For or against grading discussion boards on spelling and grammar?

One of the things going on at IVS these days is an interesting debate on a more universal rubric for grading discussion boards with a focus on Common Core Standards (groan).

Common Core Standards

So what makes a good quality discussion?  Well personally, I tend to focus on content and thought. However,  there are those who, because online learning is a written medium, feel that grammar and spelling rules must be enforced.

Discussion Icon

I cannot in good conscious agree (typo intended).  First, discussion is IMHO intended to be off the cuff and have flow, much the way verbal discussion does in a classroom.  I would not correct my student’s mental spelling if we spoke out loud.  Nor would I address grammar issues unless they led to a misunderstanding of meaning.

  •  For example, does it matter that my students from central Illinois will always say, “this is where we are AT?” The colloquialism aside, I do understand their meaning.  So is it germane to the discussion that at is an improper way to end a sentence.  Should I stifle their explanation in favor of the grammar lesson?

I wouldn’t in a brick-and-mortar verbal environment.  So for myself I also wouldn’t in an online one.  Furthermore there is evidence that typos are natural due to the nuances of the English language and our brains natural interpretation abilities. There is an interesting article on why we miss our own typos so often.  So there is even evidence that in informal thought, mistyping are to be expected-even if you proofread.

An Illusion that Explains Why Typos Are So Hard to Catch.

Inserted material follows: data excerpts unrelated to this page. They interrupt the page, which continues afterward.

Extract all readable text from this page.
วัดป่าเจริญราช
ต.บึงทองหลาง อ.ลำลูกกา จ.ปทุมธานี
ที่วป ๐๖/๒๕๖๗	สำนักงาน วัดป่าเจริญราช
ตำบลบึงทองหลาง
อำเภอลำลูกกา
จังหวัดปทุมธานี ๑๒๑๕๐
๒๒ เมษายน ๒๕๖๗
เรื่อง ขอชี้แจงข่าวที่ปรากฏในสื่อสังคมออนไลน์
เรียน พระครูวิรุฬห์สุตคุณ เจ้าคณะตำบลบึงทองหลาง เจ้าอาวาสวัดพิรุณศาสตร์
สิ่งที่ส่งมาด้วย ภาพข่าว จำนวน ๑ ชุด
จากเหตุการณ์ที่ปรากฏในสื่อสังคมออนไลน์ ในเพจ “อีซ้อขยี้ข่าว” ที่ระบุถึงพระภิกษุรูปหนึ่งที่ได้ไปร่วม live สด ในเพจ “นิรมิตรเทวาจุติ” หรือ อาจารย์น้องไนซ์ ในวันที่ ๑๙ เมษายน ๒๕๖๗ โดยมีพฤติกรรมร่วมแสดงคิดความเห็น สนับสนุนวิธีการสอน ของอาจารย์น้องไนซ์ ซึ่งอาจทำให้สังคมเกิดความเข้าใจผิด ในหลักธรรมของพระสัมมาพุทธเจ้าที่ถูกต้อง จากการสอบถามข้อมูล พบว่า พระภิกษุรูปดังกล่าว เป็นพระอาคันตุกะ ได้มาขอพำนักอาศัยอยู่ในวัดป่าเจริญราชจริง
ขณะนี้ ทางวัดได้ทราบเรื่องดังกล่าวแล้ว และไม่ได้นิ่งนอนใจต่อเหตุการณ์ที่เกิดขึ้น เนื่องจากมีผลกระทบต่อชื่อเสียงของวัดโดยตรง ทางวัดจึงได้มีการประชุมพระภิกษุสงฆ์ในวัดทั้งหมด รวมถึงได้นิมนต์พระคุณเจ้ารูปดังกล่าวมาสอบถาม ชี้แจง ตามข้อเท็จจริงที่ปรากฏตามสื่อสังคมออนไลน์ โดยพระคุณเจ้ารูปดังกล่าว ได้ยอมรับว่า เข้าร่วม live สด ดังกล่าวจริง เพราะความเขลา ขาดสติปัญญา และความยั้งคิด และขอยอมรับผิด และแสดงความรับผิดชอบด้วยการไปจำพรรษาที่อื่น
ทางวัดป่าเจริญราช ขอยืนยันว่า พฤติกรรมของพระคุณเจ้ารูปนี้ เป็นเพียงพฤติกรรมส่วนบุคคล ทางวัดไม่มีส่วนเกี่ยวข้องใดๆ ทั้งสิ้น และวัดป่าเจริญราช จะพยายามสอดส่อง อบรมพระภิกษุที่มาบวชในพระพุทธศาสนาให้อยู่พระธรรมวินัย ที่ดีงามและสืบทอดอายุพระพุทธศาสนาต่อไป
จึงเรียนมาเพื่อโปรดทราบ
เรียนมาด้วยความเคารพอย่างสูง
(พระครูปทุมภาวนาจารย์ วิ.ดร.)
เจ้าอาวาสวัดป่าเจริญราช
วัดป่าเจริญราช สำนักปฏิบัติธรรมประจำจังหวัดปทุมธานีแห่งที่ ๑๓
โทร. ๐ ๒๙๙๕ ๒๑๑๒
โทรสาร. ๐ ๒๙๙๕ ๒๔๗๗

Now, keep in mind, I am not saying that students should abstain from proper grammar and spelling.  I am saying that I consider discussion boards a form of informal communication and therefore do not wish to apply formal communication rules.  Have mercy on the soul of a student who turned in a paper without proper editing etiquette!

Side note-I have not received a paper in three years, nor do I grade papers, and yet the term persists in my head.  I receive electronic documents all the time, but paper?  That stuff they used to make from trees?  Nay, none of that 🙂

I do certainly apply the rules of mechanics to papers, reports, powerpoints, etc.  I just can’t do it in discussions.

How do you feel?

BTW-I caught a few typos while writing this blog post, but I probably did not catch them all.

Leading Questions

There are more questions than Higgs Bosons in the universe, and according to the people at CERN http://www.siliconrepublic.com/innovation/item/28177-exclusive-interview-with/ (congratulations BTW)  there are an awful lot of Higgs Bosons hitching rides on other particles coattails all around this great universe.

I also feel like my students have become too accustomed to Google knowing everything (except how to “Find Chuck Norris“).  Sometimes they fail to recognize the importance of unanswered questions.

For example, I cannot for the life of me identify the author of this quote, but I am loathe to say anonymous, because I think it wasn’t.  Ah!  I even puzzled Google with this misquote.

Science is the process of creating two questions where one was before.

So whomever I am misquoting, a apologize and humble acknowledge such quote as not my own work.

In this case the disruptive technology of web-searches seems to sometimes enhance and sometimes stifle creative thinking.  Don’t get me wrong, I love search engines.  I just feel like my students are ill-prepared for the limitations of the great search  no matter what Bing does to try to guess intuitively what you meant.

So with that in mind I have decided to create a flipped discussion board in my classroom.  Certainly applicable in face-2-face as well, the idea is simple.  Rather than answer my prompt I want students to reply with  another question developed from the original question.  My reasoning is this, we often fail to understand people, communication, world events, science and possibilities because we fail to ask the right question.  Brainstorming is not a new concept, but people too often focus on the solutions.  I want the focus to be the questions.

So, this is my new project for enhancing discussions in my Earth Science course.
Here is an example:Original Prompt: Why is the sky blue?
  • What other color could it be?
  • Does the color tell us more about the sky or the light?
  • What color is the sky on Mars?
  • Where does the light come from?
  • What color was the light before it hit the sky?
  • Why does the sky color change?
  • Does blue mean hot or cold?
Has anyone ever tried this sort of question-storming?  I’d love to hear how/if it worked.